Driving the new Corsa

There was a selection of Corsas to drive at the launch with various engines and trim levels. Early indications would suggest the new turbo engine is a peach, nippy and refined, but it is more expensive than the other engines in the range. I drove it in both the 90bhp and 115bhp variants but they both felt equally capable.

Aside from the new engine power casting a warm glow on the new Corsa, it seems like a very capable little car and on the launch it transitioned seamlessly across a variety of roads from motorway, city, and more rural roads without any screams for a breather. It was comfortable for driving and for being a passenger in, with good space front and rear.

The trim levels are S, Excite, SE and Limited Edition, the latter which is a sporty 3 door model. Prices start at €14,895 for the entry level 3 door model in S trim with a 1.2 litre petrol engine.

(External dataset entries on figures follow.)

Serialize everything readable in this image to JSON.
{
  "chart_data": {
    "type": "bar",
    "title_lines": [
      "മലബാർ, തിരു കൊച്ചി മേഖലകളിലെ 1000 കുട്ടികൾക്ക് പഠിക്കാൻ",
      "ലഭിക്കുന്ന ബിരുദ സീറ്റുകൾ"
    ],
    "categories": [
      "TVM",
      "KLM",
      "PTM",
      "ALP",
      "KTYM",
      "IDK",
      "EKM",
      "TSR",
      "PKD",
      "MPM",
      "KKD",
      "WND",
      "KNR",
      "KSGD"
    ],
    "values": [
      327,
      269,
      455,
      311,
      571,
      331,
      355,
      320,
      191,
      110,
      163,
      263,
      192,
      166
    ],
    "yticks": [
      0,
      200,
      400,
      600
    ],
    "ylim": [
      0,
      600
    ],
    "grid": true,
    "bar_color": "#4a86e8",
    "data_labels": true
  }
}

At the launch I got a closer look at the SE trim and the Limited Edition model. SE has a smart feel with nice seat covers and black and grey interior and pretty much all the equipment you will need.

Did you like it?

Limited Edition is just gorgeous, inside and out. There is a swathe of gloss black across the dash and a red strip integrated into it to match the sporty character of this OPC-inspired model. It’s also the most expensive 3 door model in the Corsa range at €19,395.

Opel Ireland expect Excite trim to be the bestseller here and the spec includes alloy wheels, front fog lamps, Bluetooth, steering wheel mounted audio controls, cruise control, LED DRLs, leather covered steering wheel and height adjustable driver's seat on top of standard equipment like electric front windows and door mirrors, and hill start assist .

Intellilink, Opel’s infotainment system with digital radio, USB and Bluetooth with voice control, comes as standard on SE and Limited Edition trim.

While I think the new grille design is a great addition to the new Corsa, I would have liked to have seen a little more adventure in the styling of the rest of the car. But I can’t fault the Corsa on the smart new interior and first impressions would indicate that this little German model is now an even better all-rounder than before.